The case for reparations has been made many times in recent years, particularly after the murder of George Floyd in 2020. California was the first state to establish a task force to determine how to compensate for the legacy of slavery and racist policies made after the practice of enslaving people was abolished, both of which have crippled Black people’s economic mobility.
Economists presented the task force with a preliminary estimate Wednesday that does not include either a recommended $1 million lump sum to each older Black resident for health disparities or compensation to people who had property unjustly taken by the government or a business devalued.
The reparations committee is due to give a final report on July 1. Until then, it can accept or reject proposals, including the economists’ budget.
“We’ve got to go in with an open mind and come up with some creative ways to deal with this,” Assembly member Reggie Jones-Sawyer, who sits on the task force, told the Associated Press.
The task force can make suggestions in its July report, but the final call rests with the state legislature and Governor Gavin Newsom. It’s unclear when—or if at all—Black Californians will start receiving payments, because the preliminary estimate is 2.5 times more than California’s annual budget.

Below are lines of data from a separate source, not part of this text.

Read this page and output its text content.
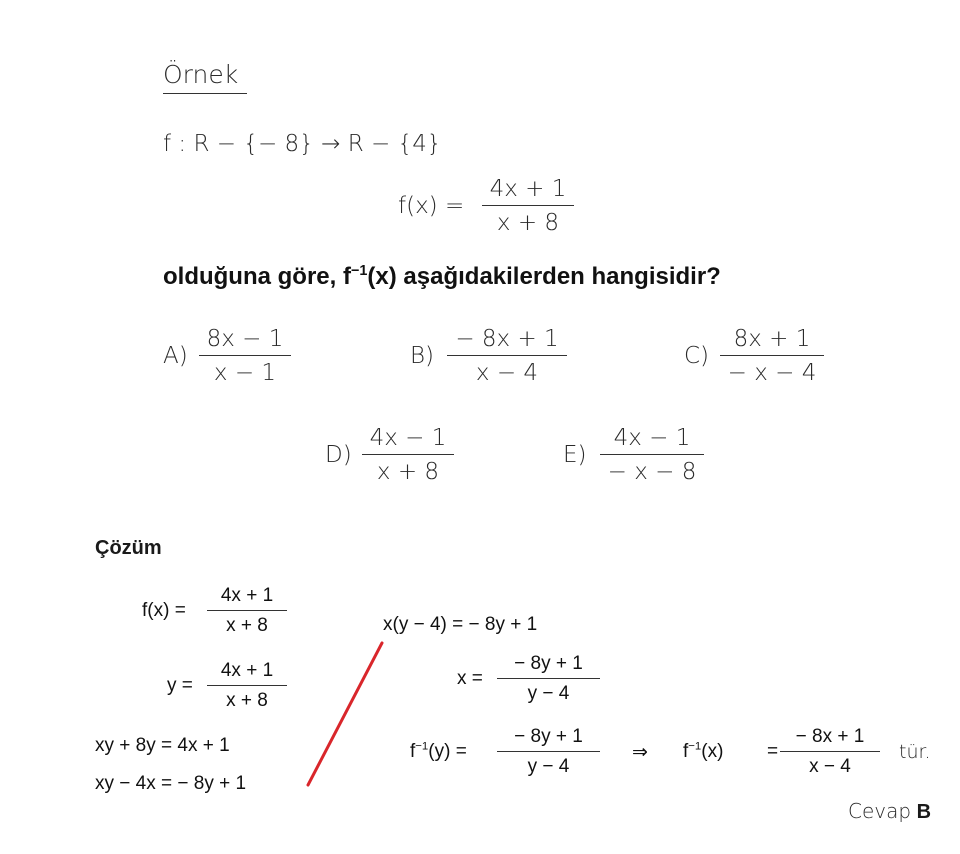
Örnek
f : R − {− 8} → R − {4}
f(x) =
4x + 1
x + 8
olduğuna göre, $f^{-1}(x)$ aşağıdakilerden hangisidir?
A)
8x − 1
x − 1
B)
− 8x + 1
x − 4
C)
8x + 1
− x − 4
D)
4x − 1
x + 8
E)
4x − 1
− x − 8
Çözüm
f(x) =
4x + 1
x + 8
y =
4x + 1
x + 8
xy + 8y = 4x + 1
xy − 4x = − 8y + 1
x(y − 4) = − 8y + 1
x =
− 8y + 1
y − 4
$f^{-1}(y)$ =
− 8y + 1
y − 4
⇒ $f^{-1}(x)$ =
− 8x + 1
x − 4
tür.
Cevap B
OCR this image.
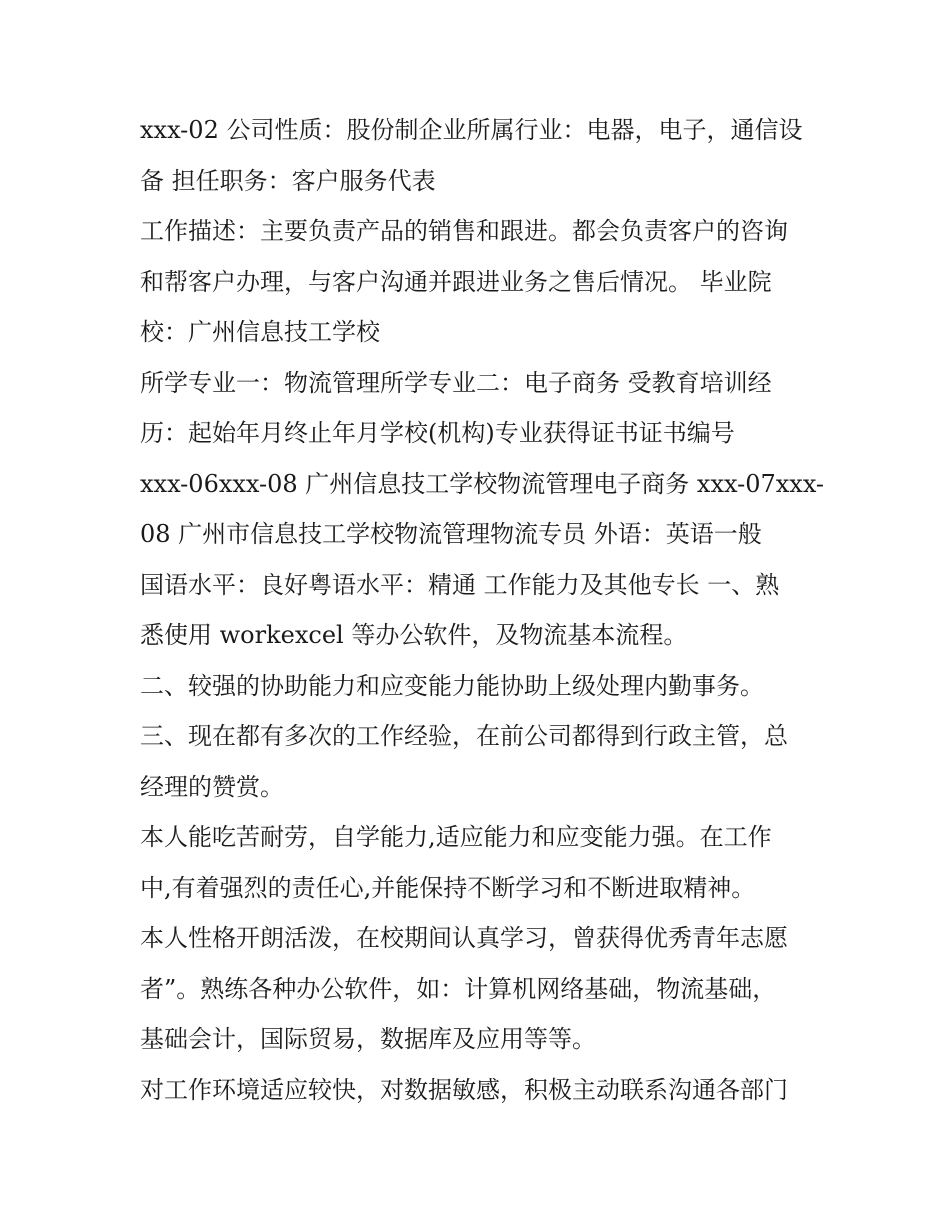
xxx-02 公司性质：股份制企业所属行业：电器，电子，通信设
备 担任职务：客户服务代表
工作描述：主要负责产品的销售和跟进。都会负责客户的咨询
和帮客户办理，与客户沟通并跟进业务之售后情况。 毕业院
校：广州信息技工学校
所学专业一：物流管理所学专业二：电子商务 受教育培训经
历：起始年月终止年月学校(机构)专业获得证书证书编号
xxx-06xxx-08 广州信息技工学校物流管理电子商务 xxx-07xxx-
08 广州市信息技工学校物流管理物流专员 外语：英语一般
国语水平：良好粤语水平：精通 工作能力及其他专长 一、熟
悉使用 workexcel 等办公软件，及物流基本流程。
二、较强的协助能力和应变能力能协助上级处理内勤事务。
三、现在都有多次的工作经验，在前公司都得到行政主管，总
经理的赞赏。
本人能吃苦耐劳，自学能力,适应能力和应变能力强。在工作
中,有着强烈的责任心,并能保持不断学习和不断进取精神。
本人性格开朗活泼，在校期间认真学习，曾获得优秀青年志愿
者”。熟练各种办公软件，如：计算机网络基础，物流基础，
基础会计，国际贸易，数据库及应用等等。
对工作环境适应较快，对数据敏感，积极主动联系沟通各部门
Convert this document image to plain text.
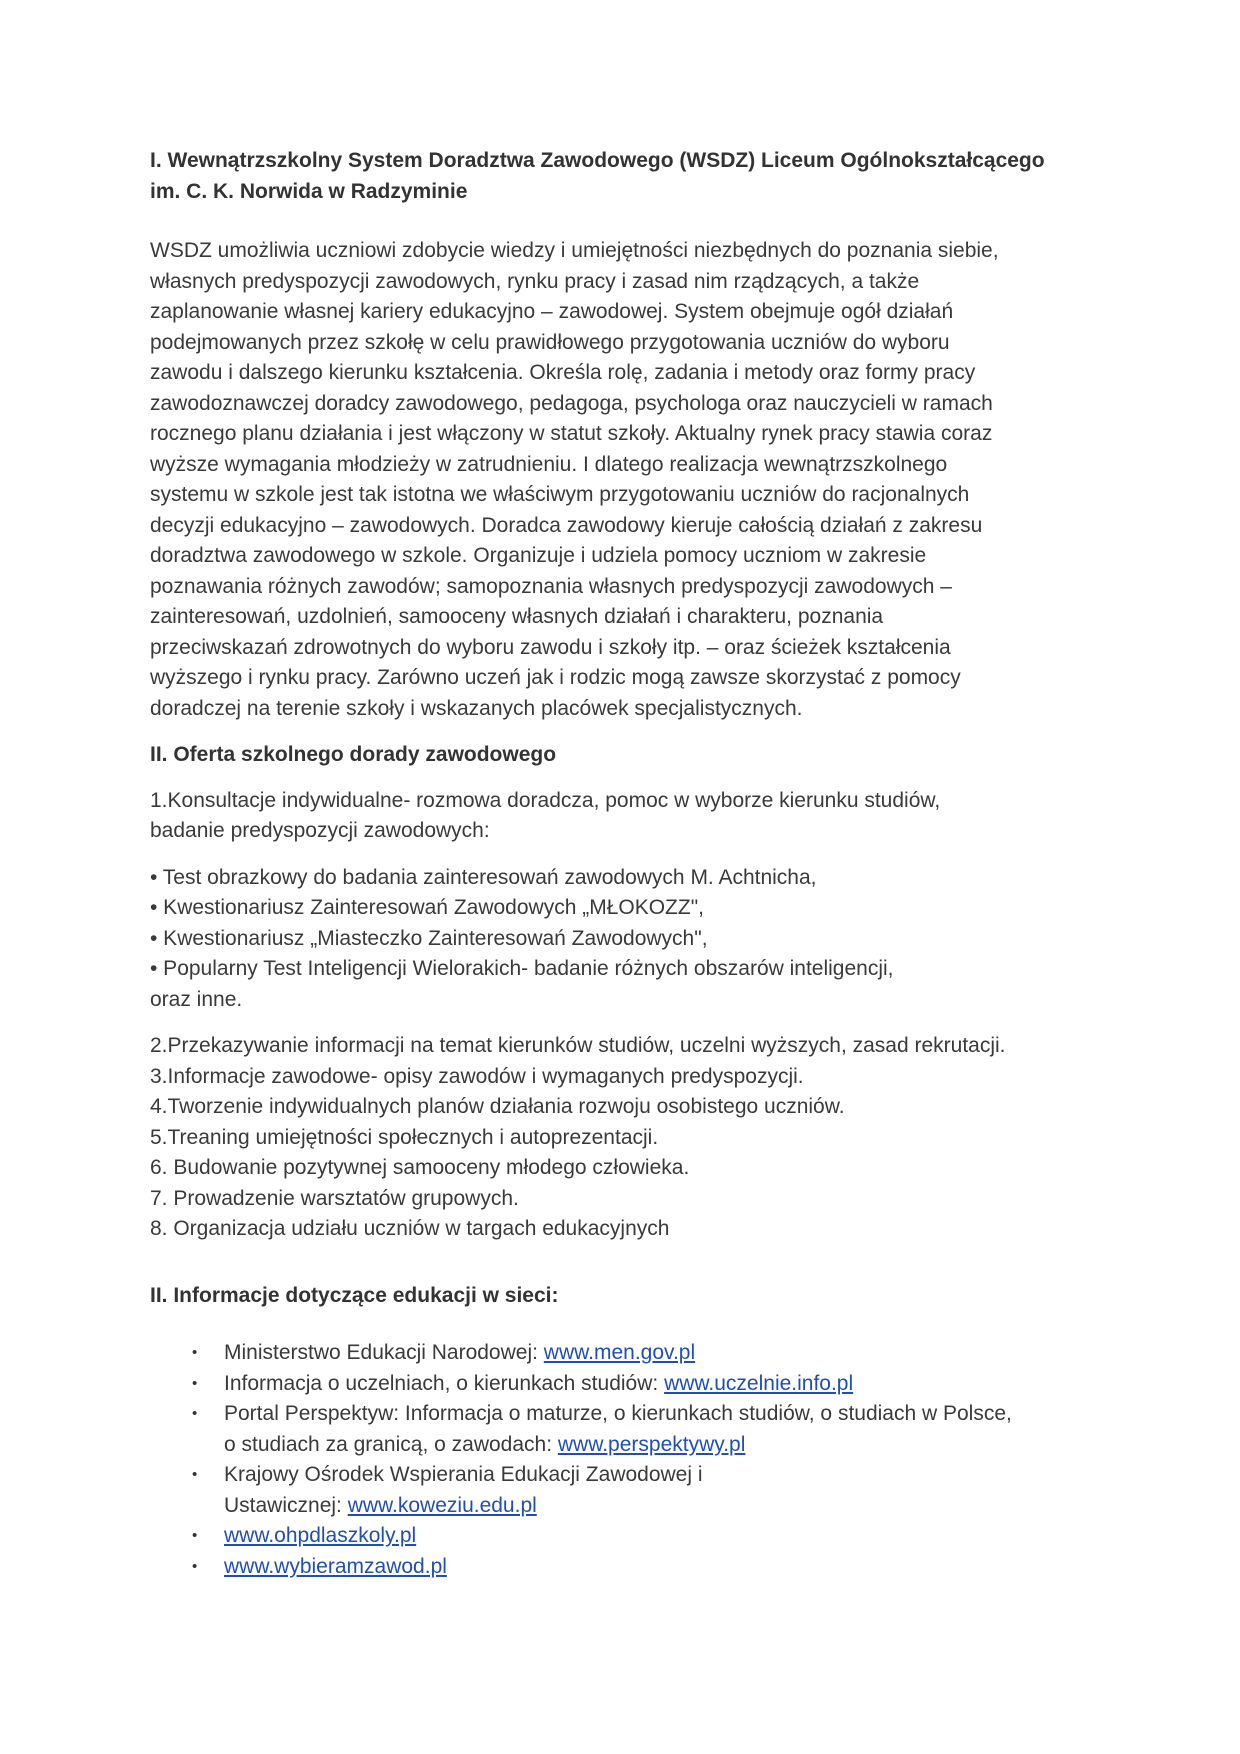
I. Wewnątrzszkolny System Doradztwa Zawodowego (WSDZ) Liceum Ogólnokształcącego
im. C. K. Norwida w Radzyminie
WSDZ umożliwia uczniowi zdobycie wiedzy i umiejętności niezbędnych do poznania siebie,
własnych predyspozycji zawodowych, rynku pracy i zasad nim rządzących, a także
zaplanowanie własnej kariery edukacyjno – zawodowej. System obejmuje ogół działań
podejmowanych przez szkołę w celu prawidłowego przygotowania uczniów do wyboru
zawodu i dalszego kierunku kształcenia. Określa rolę, zadania i metody oraz formy pracy
zawodoznawczej doradcy zawodowego, pedagoga, psychologa oraz nauczycieli w ramach
rocznego planu działania i jest włączony w statut szkoły. Aktualny rynek pracy stawia coraz
wyższe wymagania młodzieży w zatrudnieniu. I dlatego realizacja wewnątrzszkolnego
systemu w szkole jest tak istotna we właściwym przygotowaniu uczniów do racjonalnych
decyzji edukacyjno – zawodowych. Doradca zawodowy kieruje całością działań z zakresu
doradztwa zawodowego w szkole. Organizuje i udziela pomocy uczniom w zakresie
poznawania różnych zawodów; samopoznania własnych predyspozycji zawodowych –
zainteresowań, uzdolnień, samooceny własnych działań i charakteru, poznania
przeciwskazań zdrowotnych do wyboru zawodu i szkoły itp. – oraz ścieżek kształcenia
wyższego i rynku pracy. Zarówno uczeń jak i rodzic mogą zawsze skorzystać z pomocy
doradczej na terenie szkoły i wskazanych placówek specjalistycznych.
II. Oferta szkolnego dorady zawodowego
1.Konsultacje indywidualne- rozmowa doradcza, pomoc w wyborze kierunku studiów,
badanie predyspozycji zawodowych:
• Test obrazkowy do badania zainteresowań zawodowych M. Achtnicha,
• Kwestionariusz Zainteresowań Zawodowych „MŁOKOZZ",
• Kwestionariusz „Miasteczko Zainteresowań Zawodowych",
• Popularny Test Inteligencji Wielorakich- badanie różnych obszarów inteligencji,
oraz inne.
2.Przekazywanie informacji na temat kierunków studiów, uczelni wyższych, zasad rekrutacji.
3.Informacje zawodowe- opisy zawodów i wymaganych predyspozycji.
4.Tworzenie indywidualnych planów działania rozwoju osobistego uczniów.
5.Treaning umiejętności społecznych i autoprezentacji.
6. Budowanie pozytywnej samooceny młodego człowieka.
7. Prowadzenie warsztatów grupowych.
8. Organizacja udziału uczniów w targach edukacyjnych
II. Informacje dotyczące edukacji w sieci:
• Ministerstwo Edukacji Narodowej: www.men.gov.pl
• Informacja o uczelniach, o kierunkach studiów: www.uczelnie.info.pl
• Portal Perspektyw: Informacja o maturze, o kierunkach studiów, o studiach w Polsce,
o studiach za granicą, o zawodach: www.perspektywy.pl
• Krajowy Ośrodek Wspierania Edukacji Zawodowej i
Ustawicznej: www.koweziu.edu.pl
• www.ohpdlaszkoly.pl
• www.wybieramzawod.pl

“How do you compensate for hundreds of years of harm, even 150 years post-slavery?” Senator Steven Bradford asked.
Critics of reparations in California argue that it’s unreasonable to pay in a city or state that never enslaved Black people. But advocates note that the majority of data and historical evidence shows that after slavery ended in 1865, policies and practices across the nation helped curb the rights of Black Americans.
San Francisco was the first major city to propose a reparations plan, putting forth a sweeping draft in December that includes eliminating personal debt and tax burdens, a guaranteed annual income for 250 years, and family housing for just $1. The city’s reparations committee has until June to produce a final report.
Texas Representative Sheila Jackson Lee introduced a bill in 2021 to develop a reparations study task force. President Joe Biden has expressed support for studying reparations, but he has yet to back Lee’s bill, and the issue has yet to be seriously discussed at the federal level.